5. A labyrinth looks like a circular maze. While you can get lost in a maze, the labyrinth takes you on a path. The practice of walking a labyrinth is to keep walking, following the path that will take many turns, and trusting that one will arrive at the center and then follow the path back out. Labyrinths were first developed in medieval times for people to take a prayer “journey” who were not able to travel a distance for a pilgrimage. We often think about praying or meditating while we are sitting. The labyrinth is a way to pray or meditate as we move. It is one of my favorite practices for getting present to how I am feeling and what I need. Redemptorist Retreat Center, 1800 N Timber Trail Lane, Oconomowoc, WI, offers a labyrinth on its extensive grounds. New Life Church, 7564 Cottage Grove Road, Madison, WI also features a labyrinth on its grounds.
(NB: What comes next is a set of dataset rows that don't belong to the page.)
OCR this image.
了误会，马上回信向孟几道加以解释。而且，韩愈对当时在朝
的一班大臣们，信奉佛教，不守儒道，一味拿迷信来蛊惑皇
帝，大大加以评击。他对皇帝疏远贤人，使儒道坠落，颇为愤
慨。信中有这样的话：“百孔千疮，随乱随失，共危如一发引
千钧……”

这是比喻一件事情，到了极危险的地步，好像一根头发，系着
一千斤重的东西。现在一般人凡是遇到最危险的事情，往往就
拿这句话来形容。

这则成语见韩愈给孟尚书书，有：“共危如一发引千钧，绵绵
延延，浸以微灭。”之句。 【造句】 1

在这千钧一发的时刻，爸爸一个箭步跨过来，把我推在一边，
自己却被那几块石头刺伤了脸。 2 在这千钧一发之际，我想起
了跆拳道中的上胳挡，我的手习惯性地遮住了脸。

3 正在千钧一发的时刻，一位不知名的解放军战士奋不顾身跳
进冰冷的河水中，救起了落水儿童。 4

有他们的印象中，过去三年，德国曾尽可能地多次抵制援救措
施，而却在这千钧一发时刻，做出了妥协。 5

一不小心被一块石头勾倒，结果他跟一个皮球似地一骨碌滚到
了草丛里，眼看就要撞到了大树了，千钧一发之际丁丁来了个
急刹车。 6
6. Lapham Peak Unit is part of the Kettle Moraine Forest in Delafield, WI. Lapham Peak Unit has a butterfly garden, trails, and a nature center. Friends tell me it is a wonderful, peaceful place featuring paved and non-paved paths for walking, as well as park benches to sit on, giving people space to rest and reflect.
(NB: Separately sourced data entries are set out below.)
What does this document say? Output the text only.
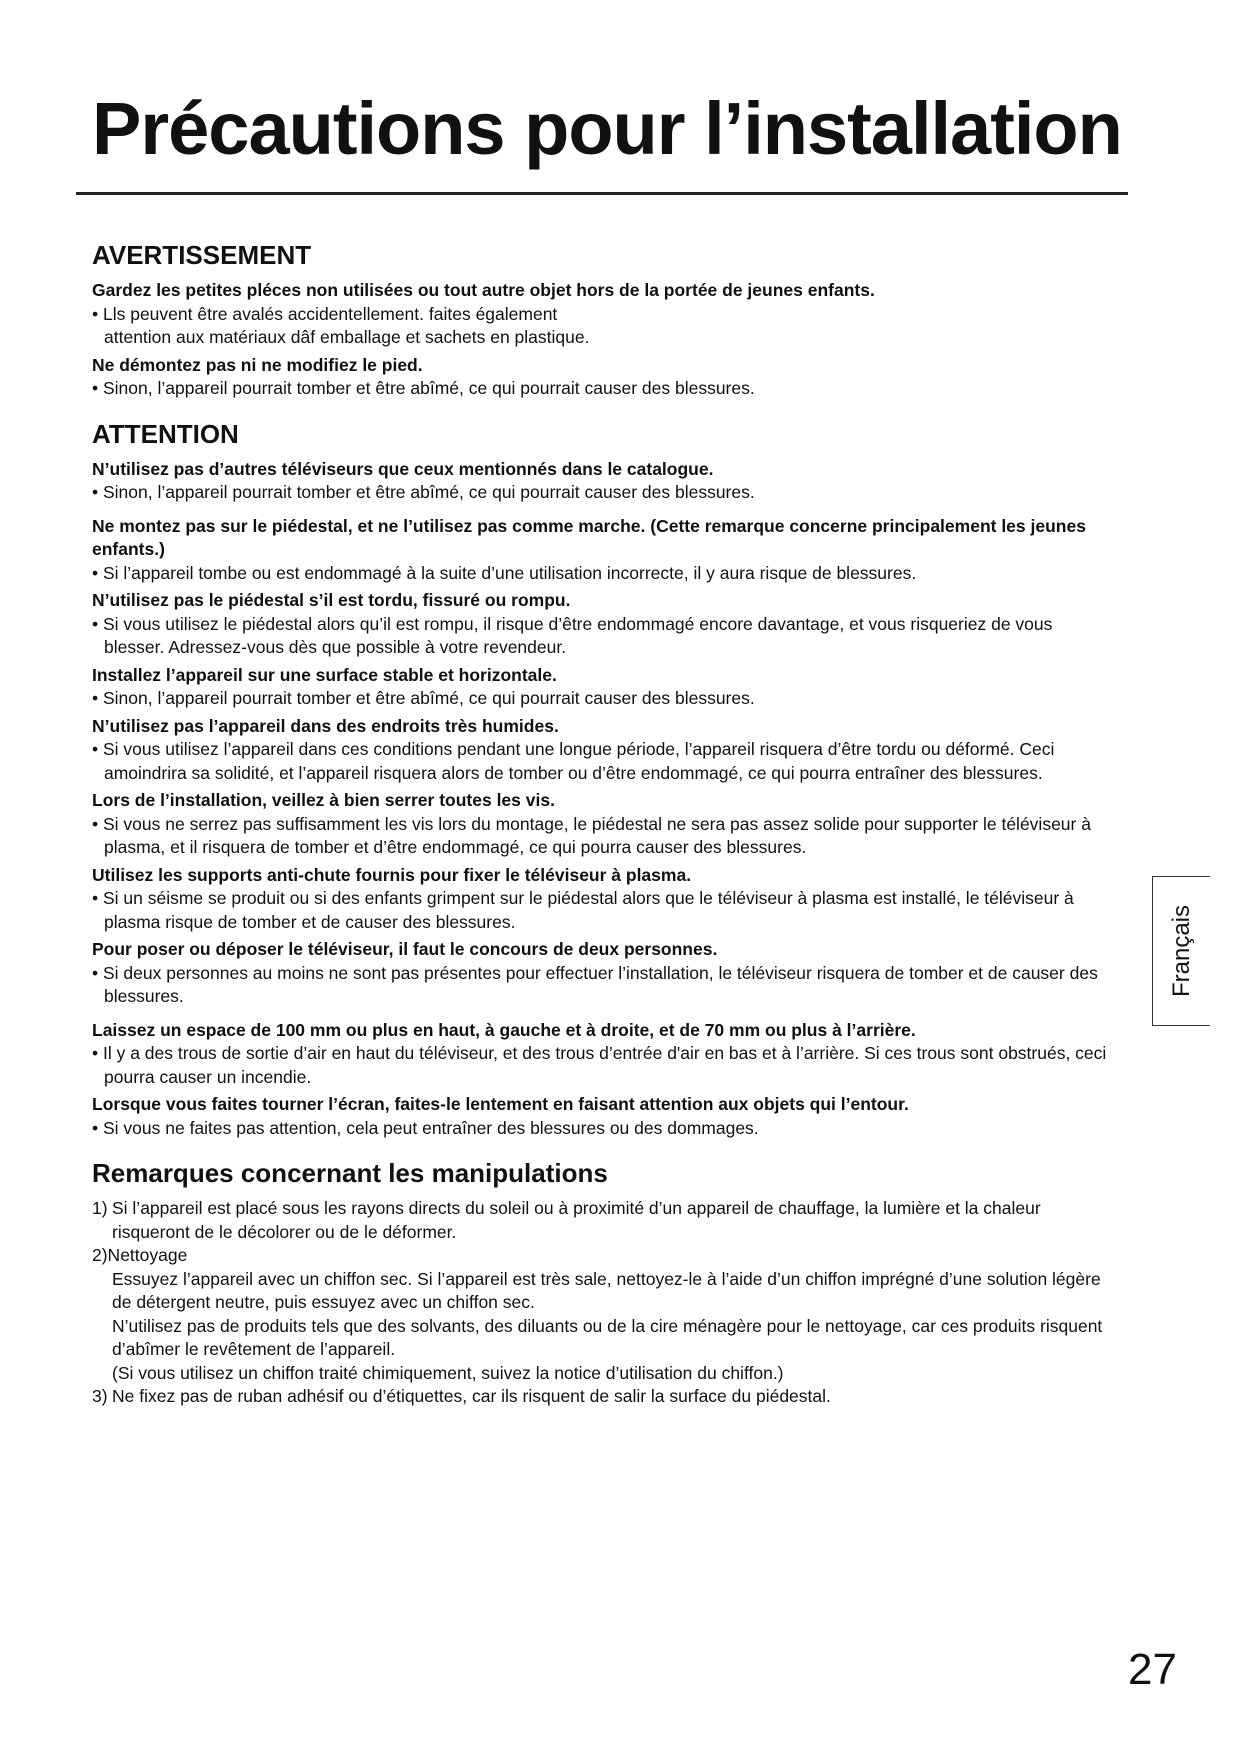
Précautions pour l’installation
AVERTISSEMENT
Gardez les petites pléces non utilisées ou tout autre objet hors de la portée de jeunes enfants.
• Lls peuvent être avalés accidentellement. faites également
attention aux matériaux dâf emballage et sachets en plastique.
Ne démontez pas ni ne modifiez le pied.
• Sinon, l’appareil pourrait tomber et être abîmé, ce qui pourrait causer des blessures.
ATTENTION
N’utilisez pas d’autres téléviseurs que ceux mentionnés dans le catalogue.
• Sinon, l’appareil pourrait tomber et être abîmé, ce qui pourrait causer des blessures.
Ne montez pas sur le piédestal, et ne l’utilisez pas comme marche. (Cette remarque concerne principalement les jeunes enfants.)
• Si l’appareil tombe ou est endommagé à la suite d’une utilisation incorrecte, il y aura risque de blessures.
N’utilisez pas le piédestal s’il est tordu, fissuré ou rompu.
• Si vous utilisez le piédestal alors qu’il est rompu, il risque d’être endommagé encore davantage, et vous risqueriez de vous blesser. Adressez-vous dès que possible à votre revendeur.
Installez l’appareil sur une surface stable et horizontale.
• Sinon, l’appareil pourrait tomber et être abîmé, ce qui pourrait causer des blessures.
N’utilisez pas l’appareil dans des endroits très humides.
• Si vous utilisez l’appareil dans ces conditions pendant une longue période, l’appareil risquera d’être tordu ou déformé. Ceci amoindrira sa solidité, et l’appareil risquera alors de tomber ou d’être endommagé, ce qui pourra entraîner des blessures.
Lors de l’installation, veillez à bien serrer toutes les vis.
• Si vous ne serrez pas suffisamment les vis lors du montage, le piédestal ne sera pas assez solide pour supporter le téléviseur à plasma, et il risquera de tomber et d’être endommagé, ce qui pourra causer des blessures.
Utilisez les supports anti-chute fournis pour fixer le téléviseur à plasma.
• Si un séisme se produit ou si des enfants grimpent sur le piédestal alors que le téléviseur à plasma est installé, le téléviseur à plasma risque de tomber et de causer des blessures.
Pour poser ou déposer le téléviseur, il faut le concours de deux personnes.
• Si deux personnes au moins ne sont pas présentes pour effectuer l’installation, le téléviseur risquera de tomber et de causer des blessures.
Laissez un espace de 100 mm ou plus en haut, à gauche et à droite, et de 70 mm ou plus à l’arrière.
• Il y a des trous de sortie d’air en haut du téléviseur, et des trous d’entrée d'air en bas et à l’arrière. Si ces trous sont obstrués, ceci pourra causer un incendie.
Lorsque vous faites tourner l’écran, faites-le lentement en faisant attention aux objets qui l’entour.
• Si vous ne faites pas attention, cela peut entraîner des blessures ou des dommages.
Remarques concernant les manipulations
1) Si l’appareil est placé sous les rayons directs du soleil ou à proximité d’un appareil de chauffage, la lumière et la chaleur risqueront de le décolorer ou de le déformer.
2)Nettoyage
Essuyez l’appareil avec un chiffon sec. Si l’appareil est très sale, nettoyez-le à l’aide d’un chiffon imprégné d’une solution légère de détergent neutre, puis essuyez avec un chiffon sec.
N’utilisez pas de produits tels que des solvants, des diluants ou de la cire ménagère pour le nettoyage, car ces produits risquent d’abîmer le revêtement de l’appareil.
(Si vous utilisez un chiffon traité chimiquement, suivez la notice d’utilisation du chiffon.)
3) Ne fixez pas de ruban adhésif ou d’étiquettes, car ils risquent de salir la surface du piédestal.
Français
27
7. Rainbow Hospice Care Inpatient Center Brick Memorial Garden, 1225 Remmel Drive, Johnson Creek, WI. Rainbow will soon add a third edition of brick and bench memorials in anticipation of its Third Annual Dedication Ceremony in August. A daughter recently shared about the peace and healing she experienced as she rested in the garden watching the sun come up on the day her mother died at Rainbow’s Inpatient Center. The garden features a bubbling water rock, a fire pit, memorial benches, pergolas, and a paved path.




8. Rotary Botanical Gardens, 1455 Palmer Drive, Janesville, WI. The gardens cover 20 acres with 26 different garden styles and 4,000 varieties of plants. They feature internationally themed gardens, including Japanese, Scottish, French Formal, Italian, and English Cottage gardens. My husband and I stumbled upon these gardens last summer and truly were astounded by the variety of gardens, the beauty of the foliage, and the opportunity to wander and explore, based on your pace and interest.

9. UW-Whitewater Campus Memory Garden was established in 2017 in honor of former Dean of Students Mary Beth Mackin. The website explains, “The garden is a place of reflection and repose. It is also a place of celebration — the tassels that appear on the columns for every commencement are a popular backdrop for graduation photos.” The memory garden also features a memory wall and a bird feeding sculpture.

I know. There are many more memory gardens, sunflower fields, and hiking trails out there than the ones listed here. While I hope you are inspired to visit one or two of the places I have highlighted, may you also find your own place in nature for reflection and healing. And please tell me about the place that has been restorative for you.